Heart Failure-Inducible Gene Therapy Targeting Protein Phosphatase 1 Prevents Progressive Left Ventricular Remodeling

Background: The targeting of Ca2+ cycling has emerged as a potential therapy for the treatment of severe heart failure. These approaches include gene therapy directed at overexpressing sarcoplasmic reticulum (SR) Ca2+ ATPase, or ablation of phospholamban (PLN) and associated protein phosphatase 1 (PP1) protein complexes. We previously reported that PP1 beta, one of the PP1 catalytic subunits, predominantly suppresses Ca2+ uptake in the SR among the three PP1 isoforms, thereby contributing to Ca2+ downregulation in failing hearts. In the present study, we investigated whether heart-failure-inducible PP1 beta-inhibition by adeno-associated viral-9 (AAV9) vector mediated gene therapy is beneficial for preventing disease progression in genetic cardiomyopathic mice. Methods: We created an adeno-associated virus 9 (AAV9) vector encoding PP1b short-hairpin RNA (shRNA) or negative control (NC) shRNA. A heart failure inducible gene expression system was employed using the B-type natriuretic protein (BNP) promoter conjugated to emerald-green fluorescence protein (EmGFP) and the shRNA sequence. AAV9 vectors (AAV9-BNP- EmGFP-PP1 beta shRNA and AAV9-BNP-EmGFP-NCshRNA) were injected into the tail vein (2x10(11) GC/mouse) of muscle LIM protein deficient mice (MLPKO), followed by serial analysis of echocardiography, hemodynamic measurement, biochemical and histological analysis at 3 months. Results: In the MLPKO mice, BNP promoter activity was shown to be increased by detecting both EmGFP expression and the induced reduction of PP1b by 25% in the myocardium.

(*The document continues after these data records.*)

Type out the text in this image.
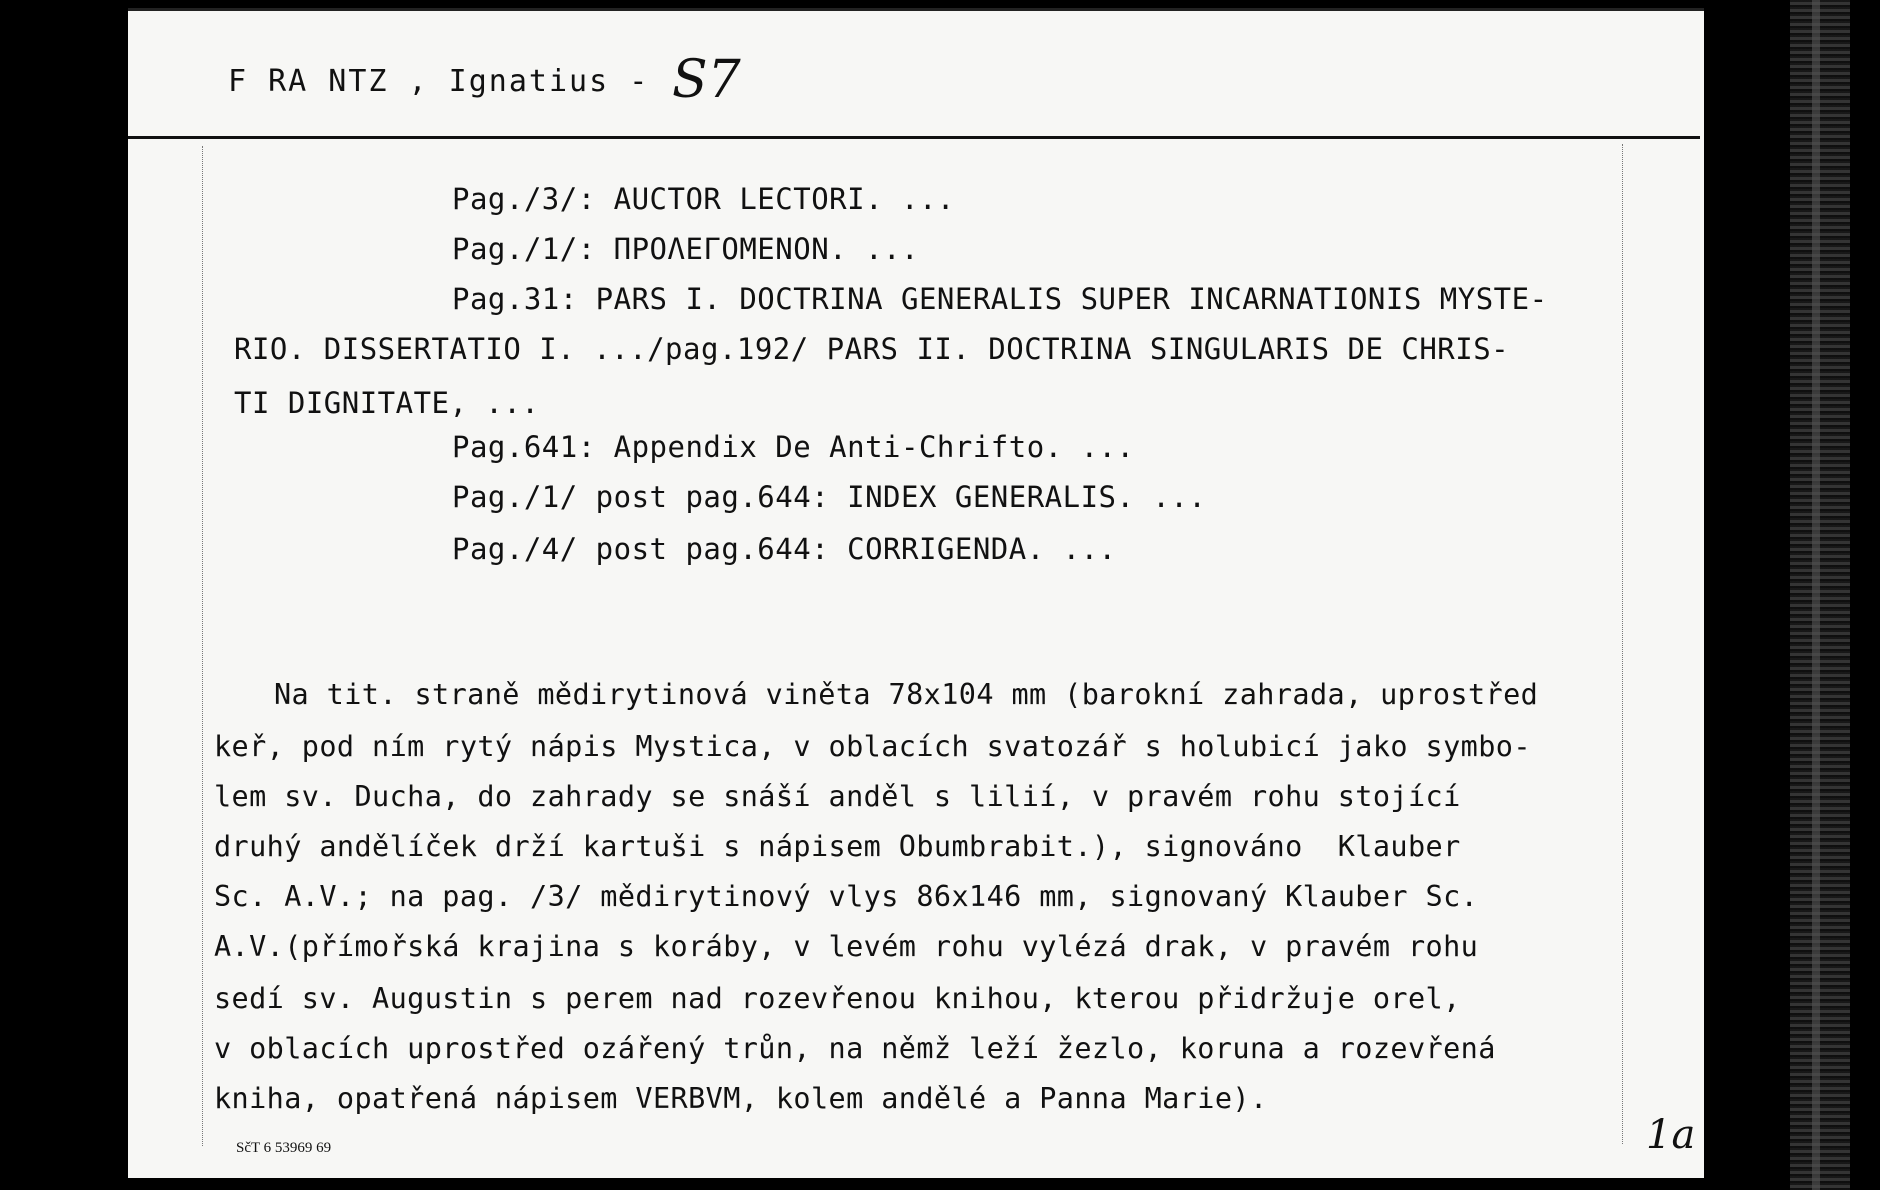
F RA NTZ , Ignatius - S7
Pag./3/: AUCTOR LECTORI. ...
Pag./1/: ΠΡΟΛΕΓΟΜΕΝΟΝ. ...
Pag.31: PARS I. DOCTRINA GENERALIS SUPER INCARNATIONIS MYSTE-
RIO. DISSERTATIO I. .../pag.192/ PARS II. DOCTRINA SINGULARIS DE CHRIS-
TI DIGNITATE, ...
Pag.641: Appendix De Anti-Chrifto. ...
Pag./1/ post pag.644: INDEX GENERALIS. ...
Pag./4/ post pag.644: CORRIGENDA. ...
Na tit. straně mědirytinová viněta 78x104 mm (barokní zahrada, uprostřed
keř, pod ním rytý nápis Mystica, v oblacích svatozář s holubicí jako symbo-
lem sv. Ducha, do zahrady se snáší anděl s lilií, v pravém rohu stojící
druhý andělíček drží kartuši s nápisem Obumbrabit.), signováno  Klauber
Sc. A.V.; na pag. /3/ mědirytinový vlys 86x146 mm, signovaný Klauber Sc.
A.V.(přímořská krajina s koráby, v levém rohu vylézá drak, v pravém rohu
sedí sv. Augustin s perem nad rozevřenou knihou, kterou přidržuje orel,
v oblacích uprostřed ozářený trůn, na němž leží žezlo, koruna a rozevřená
kniha, opatřená nápisem VERBVM, kolem andělé a Panna Marie).
SčT 6 53969 69	1a
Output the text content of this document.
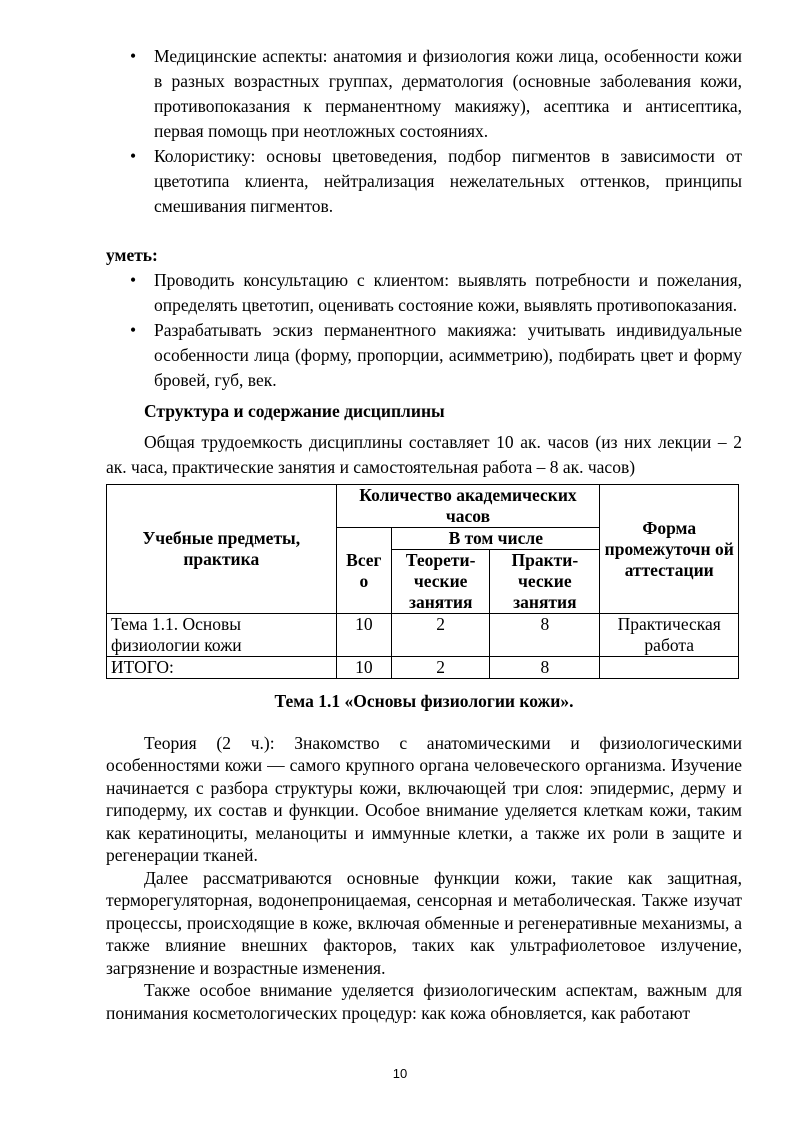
• Медицинские аспекты: анатомия и физиология кожи лица, особенности кожи в разных возрастных группах, дерматология (основные заболевания кожи, противопоказания к перманентному макияжу), асептика и антисептика, первая помощь при неотложных состояниях.
• Колористику: основы цветоведения, подбор пигментов в зависимости от цветотипа клиента, нейтрализация нежелательных оттенков, принципы смешивания пигментов.

уметь:

• Проводить консультацию с клиентом: выявлять потребности и пожелания, определять цветотип, оценивать состояние кожи, выявлять противопоказания.
• Разрабатывать эскиз перманентного макияжа: учитывать индивидуальные особенности лица (форму, пропорции, асимметрию), подбирать цвет и форму бровей, губ, век.

Структура и содержание дисциплины

Общая трудоемкость дисциплины составляет 10 ак. часов (из них лекции – 2 ак. часа, практические занятия и самостоятельная работа – 8 ак. часов)

Учебные предметы, практика	Количество академических часов			Форма промежуточн ой аттестации
	Всег о	В том числе		
		Теорети-ческие занятия	Практи-ческие занятия	
Тема 1.1. Основы физиологии кожи	10	2	8	Практическая работа
ИТОГО:	10	2	8	

Тема 1.1 «Основы физиологии кожи».

Теория (2 ч.): Знакомство с анатомическими и физиологическими особенностями кожи — самого крупного органа человеческого организма. Изучение начинается с разбора структуры кожи, включающей три слоя: эпидермис, дерму и гиподерму, их состав и функции. Особое внимание уделяется клеткам кожи, таким как кератиноциты, меланоциты и иммунные клетки, а также их роли в защите и регенерации тканей.

Далее рассматриваются основные функции кожи, такие как защитная, терморегуляторная, водонепроницаемая, сенсорная и метаболическая. Также изучат процессы, происходящие в коже, включая обменные и регенеративные механизмы, а также влияние внешних факторов, таких как ультрафиолетовое излучение, загрязнение и возрастные изменения.

Также особое внимание уделяется физиологическим аспектам, важным для понимания косметологических процедур: как кожа обновляется, как работают

10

Inducible PP1 beta shRNA delivery preferentially ameliorated left ventricular diastolic function and mitigated adverse ventricular remodeling. PLN phosphorylation was significantly augmented in the AAV9-BNP-EmGFP-PP1 beta shRNA injected hearts compared with the AAV9-BNP-EmGFP-NCshRNA group. Furthermore, BNP production was reduced, and cardiac interstitial fibrosis was abrogated at 3 months. Conclusion: Heart failure-inducible molecular targeting of PP1b has potential as a novel therapeutic strategy for heart failure.